The Labor Department is expected to report at 13:30 GMT that consumer prices fell in October from a month earlier. The report is likely to show a 0.1% deflation on a monthly basis, while the CPI index probably slowed down to an annualized 1.6% last month, compared to 1.7% in September. Also due later today are initial jobless claims, existing home sales, Markit Economics’ Manufacturing PMI, as well as manufacturing activity in the region of Philadelphia.

Reflecting grim investor sentiment toward the precious metal, assets in the SPDR Gold Trust, the biggest bullion-backed ETF, fell to 720.91 tons on Wednesday, close to last Thursday’s 720.62 tons, which was the lowest since September 2008.

Swiss poll

Also weighing on the yellow metal, an opinion poll showed that support for a Swiss referendum to change the Swiss National Bank’s gold policy fell to 38% from 44% in October. Under the proposal, the central bank would be banned from selling its gold reserves and should back at least 20% of its assets with the metal, up from 7.8% in October. If the vote were to be positive, this would drive physical demand for the precious metal, boosting prices up. The vote will be carried on November 30th.

Copper

Copper fell following disappointing manufacturing data from Europe and China.

Comex copper for delivery in December slid 1.40% to $3.0025 per pound by 12:34 GMT, having shifted in a daily range of $3.0385-$3.0010. The industrial metal rose 1.43% to $3.0450 on Wednesday, ending two days of losses. Prices are down 1.4% so far this week.

Worse-than-expected manufacturing activity in China, the worlds top consumer of the metal, fanned negative sentiment.
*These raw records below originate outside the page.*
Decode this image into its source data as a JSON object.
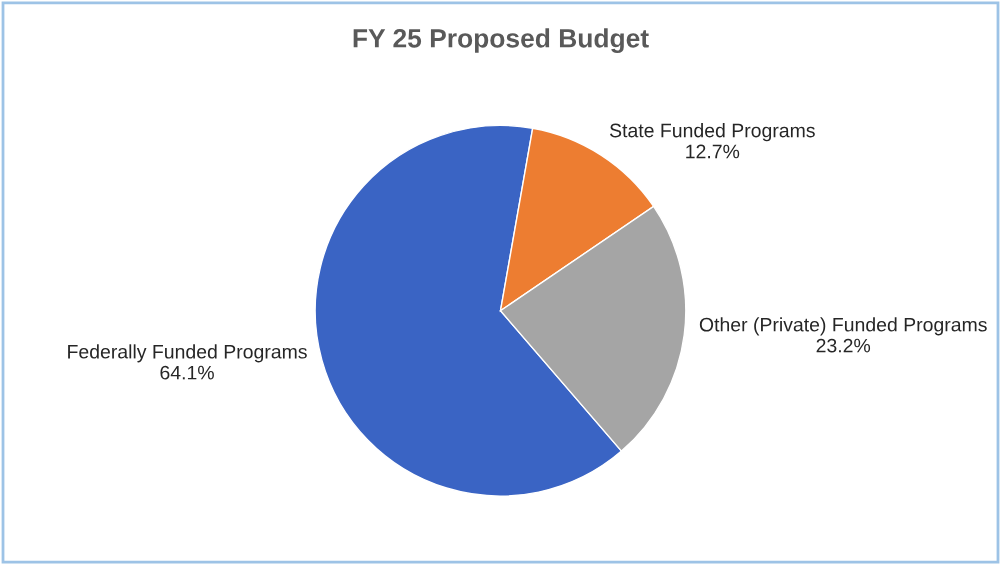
{
  "chart_data": {
    "type": "pie",
    "title": "FY 25 Proposed Budget",
    "categories": [
      "Federally Funded Programs",
      "State Funded Programs",
      "Other (Private) Funded Programs"
    ],
    "values": [
      64.1,
      12.7,
      23.2
    ],
    "value_labels": [
      "64.1%",
      "12.7%",
      "23.2%"
    ],
    "colors": [
      "#3a64c4",
      "#ed7d31",
      "#a5a5a5"
    ]
  }
}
Preliminary private data showed that China’s manufacturing sector was at the threshold between expansion and contraction.

The corresponding HSBC Flash China Manufacturing PMI fell to a six-month low of 50.0 in November, compared to October’s final reading of 50.4, underperforming projections for 50.3. The output sub-index declined to a seven-month low of 49.5, entering contraction territory, compared to 50.7 in October. New orders increased at a faster rate, but unemployment also increased, at a faster rate, while export orders rose, but at a slower rate.
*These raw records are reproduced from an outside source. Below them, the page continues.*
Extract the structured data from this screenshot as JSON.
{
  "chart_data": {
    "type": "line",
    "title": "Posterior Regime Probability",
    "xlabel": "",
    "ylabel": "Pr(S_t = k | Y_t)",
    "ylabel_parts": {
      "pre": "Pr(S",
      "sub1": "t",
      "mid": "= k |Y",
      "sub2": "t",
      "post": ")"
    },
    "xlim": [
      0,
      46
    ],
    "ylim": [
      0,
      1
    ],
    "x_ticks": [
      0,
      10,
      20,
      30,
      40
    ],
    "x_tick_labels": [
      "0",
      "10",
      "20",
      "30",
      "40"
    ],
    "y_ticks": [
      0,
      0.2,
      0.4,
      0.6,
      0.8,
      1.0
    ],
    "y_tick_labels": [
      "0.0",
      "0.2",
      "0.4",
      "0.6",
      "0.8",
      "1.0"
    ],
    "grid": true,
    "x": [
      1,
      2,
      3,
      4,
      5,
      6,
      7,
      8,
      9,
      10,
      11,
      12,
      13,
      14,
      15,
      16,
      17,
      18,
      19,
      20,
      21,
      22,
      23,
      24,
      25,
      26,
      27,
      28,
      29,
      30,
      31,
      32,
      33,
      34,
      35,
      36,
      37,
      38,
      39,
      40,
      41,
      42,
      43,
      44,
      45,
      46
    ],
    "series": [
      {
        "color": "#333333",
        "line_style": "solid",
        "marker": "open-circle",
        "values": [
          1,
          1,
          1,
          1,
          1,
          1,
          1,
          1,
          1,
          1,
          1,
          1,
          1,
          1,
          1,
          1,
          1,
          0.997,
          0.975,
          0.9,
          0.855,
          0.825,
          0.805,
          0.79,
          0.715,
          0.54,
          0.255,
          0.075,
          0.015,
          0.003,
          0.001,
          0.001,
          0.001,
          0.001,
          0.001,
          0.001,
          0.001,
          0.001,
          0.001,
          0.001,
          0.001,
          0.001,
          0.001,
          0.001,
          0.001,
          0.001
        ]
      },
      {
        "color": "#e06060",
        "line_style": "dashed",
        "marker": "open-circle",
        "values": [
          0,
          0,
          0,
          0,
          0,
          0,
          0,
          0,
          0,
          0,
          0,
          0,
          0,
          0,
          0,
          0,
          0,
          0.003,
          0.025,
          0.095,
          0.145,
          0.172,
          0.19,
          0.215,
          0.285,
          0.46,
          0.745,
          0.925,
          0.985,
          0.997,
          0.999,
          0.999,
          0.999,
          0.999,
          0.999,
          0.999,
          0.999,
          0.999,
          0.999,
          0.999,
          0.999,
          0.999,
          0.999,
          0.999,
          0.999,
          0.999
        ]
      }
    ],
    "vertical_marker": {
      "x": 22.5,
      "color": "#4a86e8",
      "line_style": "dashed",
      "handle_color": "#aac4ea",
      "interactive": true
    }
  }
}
Hongbin Qu, Chief Economist, China & CoHead of Asian Economic Research at HSBC commented on the report: “Disinflationary pressures remain strong and the labour market showed further signs of weakening. Weak price pressures and low capacity utilization point to insufficient demand in the economy. Furthermore, we still see uncertainties in the months ahead from the property market and on the export front. We think growth still faces significant downward pressures, and more monetary and fiscal easing measures should be deployed.”
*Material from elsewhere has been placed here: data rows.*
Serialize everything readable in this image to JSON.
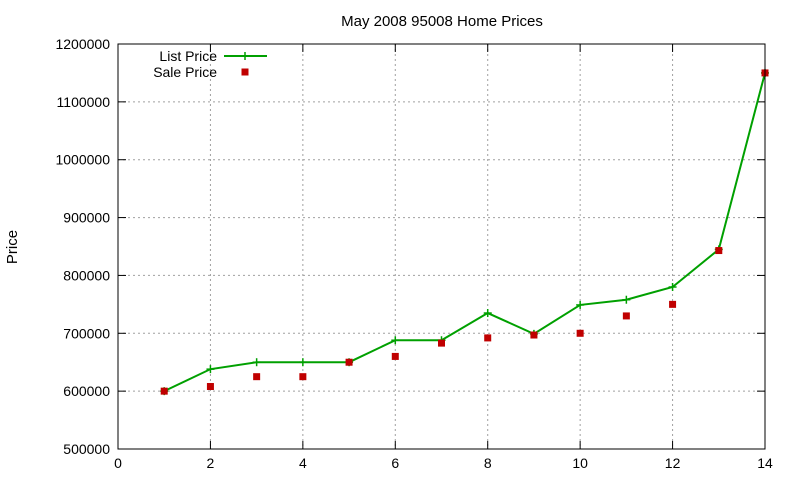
{
  "chart_data": {
    "type": "line",
    "title": "May 2008 95008 Home Prices",
    "xlabel": "",
    "ylabel": "Price",
    "xlim": [
      0,
      14
    ],
    "ylim": [
      500000,
      1200000
    ],
    "x_ticks": [
      0,
      2,
      4,
      6,
      8,
      10,
      12,
      14
    ],
    "y_ticks": [
      500000,
      600000,
      700000,
      800000,
      900000,
      1000000,
      1100000,
      1200000
    ],
    "grid": true,
    "legend_position": "top-left",
    "series": [
      {
        "name": "List Price",
        "style": "line with plus markers",
        "color": "#00a000",
        "points": [
          [
            1,
            600000
          ],
          [
            2,
            638000
          ],
          [
            3,
            650000
          ],
          [
            4,
            650000
          ],
          [
            5,
            650000
          ],
          [
            6,
            688000
          ],
          [
            7,
            688000
          ],
          [
            8,
            735000
          ],
          [
            9,
            699000
          ],
          [
            10,
            749000
          ],
          [
            11,
            758000
          ],
          [
            12,
            780000
          ],
          [
            13,
            845000
          ],
          [
            14,
            1150000
          ]
        ]
      },
      {
        "name": "Sale Price",
        "style": "square markers",
        "color": "#c00000",
        "points": [
          [
            1,
            600000
          ],
          [
            2,
            608000
          ],
          [
            3,
            625000
          ],
          [
            4,
            625000
          ],
          [
            5,
            650000
          ],
          [
            6,
            660000
          ],
          [
            7,
            683000
          ],
          [
            8,
            692000
          ],
          [
            9,
            697000
          ],
          [
            10,
            700000
          ],
          [
            11,
            730000
          ],
          [
            12,
            750000
          ],
          [
            13,
            843000
          ],
          [
            14,
            1150000
          ]
        ]
      }
    ]
  }
}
In Europe, manufacturing activity growth in powerhouse Germany stalled in November, with the corresponding preliminary Manufacturing PMI falling to 50.0, defying analysts projections for a jump to 51.5 from 51.4 in October.

Factory output in France also disappointed, contracting at a worse-than-expected pace. The preliminary French Manufacturing PMI, prepared by Markit Economics, slid to 47.6 from 48.5 in October, whereas analysts had projected a jump to 48.9.

In the Eurozone as a whole, the manufacturing and services sectors also grew less than expected, with the flash Composite Purchasing Managers Index sliding to a 16-month low of 51.4 from 52.1 in the previous month.

Chris Williamson, Chief Economist at Markit, commented on the report: “A fall in the eurozone PMI to a 16-month low raises the risk of the region slipping back into a renewed downturn. The single currency area is struggling to eke out any growth, with the PMI indicating that GDP is likely to have risen by just 0.1-0.2% in the fourth quarter. A drop in new orders for the first time in almost one-and-a-half years, albeit only very marginal, suggests growth could slow further in December.”

Losses, however, were checked amid hopes of fresh stimulus measures in Europe, China and Japan, which would heighten appetite for riskier assets and allegedly spur economic growth.

The market received a heavy blow earlier in the week as Japan unexpectedly slid into recession after a second consecutive growth of economic contraction in the three months through September. However, Prime Minister Shinzo Abes call for snap elections to test voters support for his package of economic reforms fueled hopes of additional stimulus measures.